Política

ATO DIA 01/04

Reunião do Espaço Unidade de Ação não se posiciona contra o impeachment no ato de 01/04

Declaração de Pablito, diretor do Sindicato dos trabalhadores da USP e Guarnieri- cipista da Linha 1 azul do Metro de SP, pelo MRT.

Felipe Guarnieri

Operador de trem da L1 azul do Metro de SP

Pablito Santos

Executiva Estadual da CSP-Conlutas

quarta-feira 23 de março de 2016| Edição do dia

Participamos, no último dia 21, com uma delegação de trabalhadores e juventude do MRT da reunião do Espaço Unidade de Ação, do qual participa uma série de entidades, movimentos e organizações políticas que buscam construir um campo alternativo diante da conjuntura marcada pela disputa entre o PT e a oposição de direita em torno do impeachment. Apresentamos a posição que defendemos “aqui”.

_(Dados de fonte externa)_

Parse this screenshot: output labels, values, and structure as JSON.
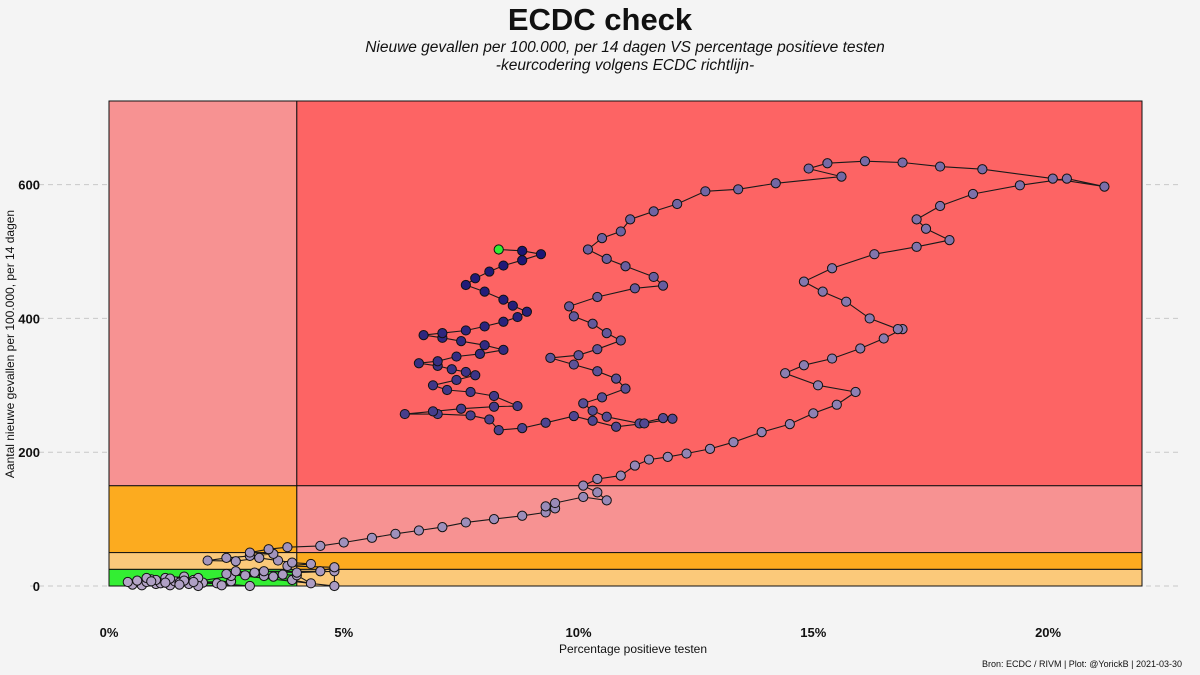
{
  "chart_data": {
    "type": "scatter",
    "title": "ECDC check",
    "subtitle_lines": [
      "Nieuwe gevallen per 100.000, per 14 dagen  VS  percentage positieve testen",
      "-keurcodering volgens ECDC richtlijn-"
    ],
    "xlabel": "Percentage positieve testen",
    "ylabel": "Aantal nieuwe gevallen per 100.000, per 14 dagen",
    "caption": "Bron: ECDC / RIVM | Plot: @YorickB |  2021-03-30",
    "xlim": [
      0,
      22
    ],
    "ylim": [
      0,
      725
    ],
    "x_ticks": [
      0,
      5,
      10,
      15,
      20
    ],
    "x_tick_labels": [
      "0%",
      "5%",
      "10%",
      "15%",
      "20%"
    ],
    "y_ticks": [
      0,
      200,
      400,
      600
    ],
    "y_tick_labels": [
      "0",
      "200",
      "400",
      "600"
    ],
    "grid": "horizontal dashed",
    "background_zones": [
      {
        "x": [
          0,
          4
        ],
        "y": [
          0,
          25
        ],
        "color": "#33ee33"
      },
      {
        "x": [
          0,
          4
        ],
        "y": [
          25,
          50
        ],
        "color": "#fbc97a"
      },
      {
        "x": [
          0,
          4
        ],
        "y": [
          50,
          150
        ],
        "color": "#fcab1f"
      },
      {
        "x": [
          0,
          4
        ],
        "y": [
          150,
          725
        ],
        "color": "#f79292"
      },
      {
        "x": [
          4,
          22
        ],
        "y": [
          0,
          25
        ],
        "color": "#fbc97a"
      },
      {
        "x": [
          4,
          22
        ],
        "y": [
          25,
          50
        ],
        "color": "#fcab1f"
      },
      {
        "x": [
          4,
          22
        ],
        "y": [
          50,
          150
        ],
        "color": "#f79292"
      },
      {
        "x": [
          4,
          22
        ],
        "y": [
          150,
          725
        ],
        "color": "#fd6464"
      }
    ],
    "point_color_start": "#b6a6c8",
    "point_color_end": "#1a1474",
    "latest_point_color": "#33ee33",
    "series": [
      {
        "points": [
          [
            0.5,
            2
          ],
          [
            0.7,
            1
          ],
          [
            1.0,
            3
          ],
          [
            1.3,
            1
          ],
          [
            0.6,
            8
          ],
          [
            0.9,
            10
          ],
          [
            1.2,
            12
          ],
          [
            1.6,
            14
          ],
          [
            0.8,
            6
          ],
          [
            1.4,
            7
          ],
          [
            1.8,
            9
          ],
          [
            2.0,
            5
          ],
          [
            1.1,
            4
          ],
          [
            0.4,
            6
          ],
          [
            1.7,
            3
          ],
          [
            2.3,
            4
          ],
          [
            2.6,
            7
          ],
          [
            1.5,
            5
          ],
          [
            1.9,
            12
          ],
          [
            1.0,
            9
          ],
          [
            1.3,
            11
          ],
          [
            0.8,
            12
          ],
          [
            1.6,
            8
          ],
          [
            3.0,
            0
          ],
          [
            2.4,
            1
          ],
          [
            1.9,
            0
          ],
          [
            1.5,
            2
          ],
          [
            1.2,
            5
          ],
          [
            0.9,
            7
          ],
          [
            1.8,
            6
          ],
          [
            2.6,
            15
          ],
          [
            3.1,
            20
          ],
          [
            2.7,
            22
          ],
          [
            3.5,
            14
          ],
          [
            3.9,
            9
          ],
          [
            4.3,
            4
          ],
          [
            4.0,
            16
          ],
          [
            3.7,
            17
          ],
          [
            3.3,
            15
          ],
          [
            2.9,
            16
          ],
          [
            2.5,
            18
          ],
          [
            4.8,
            0
          ],
          [
            4.8,
            22
          ],
          [
            4.0,
            20
          ],
          [
            3.3,
            22
          ],
          [
            4.5,
            22
          ],
          [
            4.8,
            28
          ],
          [
            3.8,
            30
          ],
          [
            4.3,
            33
          ],
          [
            3.9,
            35
          ],
          [
            3.6,
            38
          ],
          [
            3.2,
            42
          ],
          [
            2.7,
            37
          ],
          [
            2.1,
            38
          ],
          [
            2.5,
            42
          ],
          [
            3.0,
            45
          ],
          [
            3.5,
            48
          ],
          [
            3.0,
            50
          ],
          [
            3.4,
            55
          ],
          [
            3.8,
            58
          ],
          [
            4.5,
            60
          ],
          [
            5.0,
            65
          ],
          [
            5.6,
            72
          ],
          [
            6.1,
            78
          ],
          [
            6.6,
            83
          ],
          [
            7.1,
            88
          ],
          [
            7.6,
            95
          ],
          [
            8.2,
            100
          ],
          [
            8.8,
            105
          ],
          [
            9.3,
            110
          ],
          [
            9.5,
            116
          ],
          [
            9.3,
            119
          ],
          [
            9.5,
            124
          ],
          [
            10.1,
            133
          ],
          [
            10.6,
            128
          ],
          [
            10.4,
            140
          ],
          [
            10.1,
            150
          ],
          [
            10.4,
            160
          ],
          [
            10.9,
            165
          ],
          [
            11.2,
            180
          ],
          [
            11.5,
            189
          ],
          [
            11.9,
            193
          ],
          [
            12.3,
            198
          ],
          [
            12.8,
            205
          ],
          [
            13.3,
            215
          ],
          [
            13.9,
            230
          ],
          [
            14.5,
            242
          ],
          [
            15.0,
            258
          ],
          [
            15.5,
            271
          ],
          [
            15.9,
            290
          ],
          [
            15.1,
            300
          ],
          [
            14.4,
            318
          ],
          [
            14.8,
            330
          ],
          [
            15.4,
            340
          ],
          [
            16.0,
            355
          ],
          [
            16.5,
            370
          ],
          [
            16.9,
            384
          ],
          [
            16.8,
            384
          ],
          [
            16.2,
            400
          ],
          [
            15.7,
            425
          ],
          [
            15.2,
            440
          ],
          [
            14.8,
            455
          ],
          [
            15.4,
            475
          ],
          [
            16.3,
            496
          ],
          [
            17.2,
            507
          ],
          [
            17.9,
            517
          ],
          [
            17.4,
            534
          ],
          [
            17.2,
            548
          ],
          [
            17.7,
            568
          ],
          [
            18.4,
            586
          ],
          [
            19.4,
            599
          ],
          [
            20.4,
            609
          ],
          [
            21.2,
            597
          ],
          [
            20.1,
            609
          ],
          [
            18.6,
            623
          ],
          [
            17.7,
            627
          ],
          [
            16.9,
            633
          ],
          [
            16.1,
            635
          ],
          [
            15.3,
            632
          ],
          [
            14.9,
            624
          ],
          [
            15.6,
            612
          ],
          [
            14.2,
            602
          ],
          [
            13.4,
            593
          ],
          [
            12.7,
            590
          ],
          [
            12.1,
            571
          ],
          [
            11.6,
            560
          ],
          [
            11.1,
            548
          ],
          [
            10.9,
            530
          ],
          [
            10.5,
            520
          ],
          [
            10.2,
            503
          ],
          [
            10.6,
            489
          ],
          [
            11.0,
            478
          ],
          [
            11.6,
            462
          ],
          [
            11.8,
            449
          ],
          [
            11.2,
            445
          ],
          [
            10.4,
            432
          ],
          [
            9.8,
            418
          ],
          [
            9.9,
            403
          ],
          [
            10.3,
            392
          ],
          [
            10.6,
            378
          ],
          [
            10.9,
            367
          ],
          [
            10.4,
            354
          ],
          [
            10.0,
            345
          ],
          [
            9.4,
            341
          ],
          [
            9.9,
            331
          ],
          [
            10.4,
            321
          ],
          [
            10.8,
            310
          ],
          [
            11.0,
            295
          ],
          [
            10.5,
            282
          ],
          [
            10.1,
            273
          ],
          [
            10.3,
            262
          ],
          [
            10.6,
            253
          ],
          [
            11.3,
            243
          ],
          [
            11.8,
            251
          ]
        ]
      },
      {
        "points": [
          [
            12.0,
            250
          ],
          [
            11.4,
            243
          ],
          [
            10.8,
            238
          ],
          [
            10.3,
            247
          ],
          [
            9.9,
            254
          ],
          [
            9.3,
            244
          ],
          [
            8.8,
            236
          ],
          [
            8.3,
            233
          ],
          [
            8.1,
            249
          ],
          [
            7.7,
            255
          ],
          [
            7.0,
            257
          ],
          [
            6.3,
            257
          ],
          [
            6.9,
            261
          ],
          [
            7.5,
            265
          ],
          [
            8.2,
            268
          ],
          [
            8.7,
            269
          ],
          [
            8.2,
            284
          ],
          [
            7.7,
            290
          ],
          [
            7.2,
            293
          ],
          [
            6.9,
            300
          ],
          [
            7.4,
            308
          ],
          [
            7.8,
            315
          ],
          [
            7.6,
            320
          ],
          [
            7.3,
            324
          ],
          [
            7.0,
            329
          ],
          [
            6.6,
            333
          ],
          [
            7.0,
            336
          ],
          [
            7.4,
            343
          ],
          [
            7.9,
            347
          ],
          [
            8.4,
            353
          ],
          [
            8.0,
            360
          ],
          [
            7.5,
            366
          ],
          [
            7.1,
            371
          ],
          [
            6.7,
            375
          ],
          [
            7.1,
            378
          ],
          [
            7.6,
            382
          ],
          [
            8.0,
            388
          ],
          [
            8.4,
            395
          ],
          [
            8.7,
            402
          ],
          [
            8.9,
            410
          ],
          [
            8.6,
            419
          ],
          [
            8.4,
            428
          ],
          [
            8.0,
            440
          ],
          [
            7.6,
            450
          ],
          [
            7.8,
            460
          ],
          [
            8.1,
            470
          ],
          [
            8.4,
            479
          ],
          [
            8.8,
            487
          ],
          [
            9.2,
            496
          ],
          [
            8.8,
            501
          ],
          [
            8.3,
            503
          ]
        ]
      }
    ]
  }
}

O principal debate da reunião se sobre a construção do Ato do dia 01 de abril convocado pelo Espaço. Frente à política do PT de colocar Lula como ministro, e assim dar mais governabilidade para Dilma implementar ajustes e avançar em medidas repressivas como a Lei Anti Terror, reafirmamos que não existe saída hoje que passe por defender o PT, Dilma e Lula.

Entretanto afirmamos firmemente, que a conjuntura de hoje não é a mesma de meses atrás, é inegável o fortalecimento da direita em torno da política de impeachment, e principalmente das medidas arbitrárias e manobras reacionárias, a partir da Operação Lava Jato, como punição sem julgamento, gravações publicizadas e a concentração das decisões em figuras como Gilmar Mendes e Sergio Moro, por fora de qualquer mecanismo de controle popular, fortalecendo o judiciário, a polícia federal e as instituições mais autoritárias do regime, o que se voltará contra os trabalhadores, a juventude e o povo pobre.

Por isso, dizemos que foi um grave erro político o Ato manter seu eixo político através da palavra de ordem “Contra Dilma-PT, Cunha, Temer e Renan-PMDB; Aécio/PSDB! Derrotar o ajuste fiscal! Que os ricos paguem pela crise! Por uma alternativa classista dos trabalhadores, da juventude e do povo pobre!”, sem colocar um posicionamento claro sobre o impeachment. Infelizmente, nossa posição não foi ouvida, se no discurso em pequenas reuniões todos falam contra o impeachment na pratica é bem diferente. Em particular o PSTU , que demonstraram ontem como possuem uma concepção de que a derrubada de Dilma pela via desse mecanismo reacionário levaria a um suposto governo mais frágil e não seria desfavorável para o conjunto dos trabalhadores. Dizendo que ser "contra o impeachment " é igual a “defender o governo".

Uma retórica baixa que não explica a realidade e deixa a bandeira da luta contra o impeachment e medidas arbitrárias e autoritárias do judiciário e da polícia ser sequestrada pelas mãos governismo, que cada vez mais atrai setores honestos de jovens e trabalhadores que não querem ver uma direita reacionária no poder, e se apropria da disposição desses setores para o objetivo petista de conquistar governabilidade para atacar.

Um ato da esquerda que não se delimite do PT, mas também da direita, hierarquizando a luta contra o impeachment, só serve para dar base à política do PSTU de "Fora Todos! Eleições Gerais já", que faz coro com setores burgueses como Marina Silva e a Rede que veem essa saída para restaurar o regime atual.

Nós do MRT consideramos que se essa política se mantém, será um grave erro na conjuntura colocada, e cobrará seu preço, já que não apresentará uma política até o final de independência de classe. Por isso decidimos retirar nossa assinatura da convocação para seguir dando luta política para que o eixo do ato do dia 01 seja alterado, e que até lá possamos avaliar nossa participação crítica.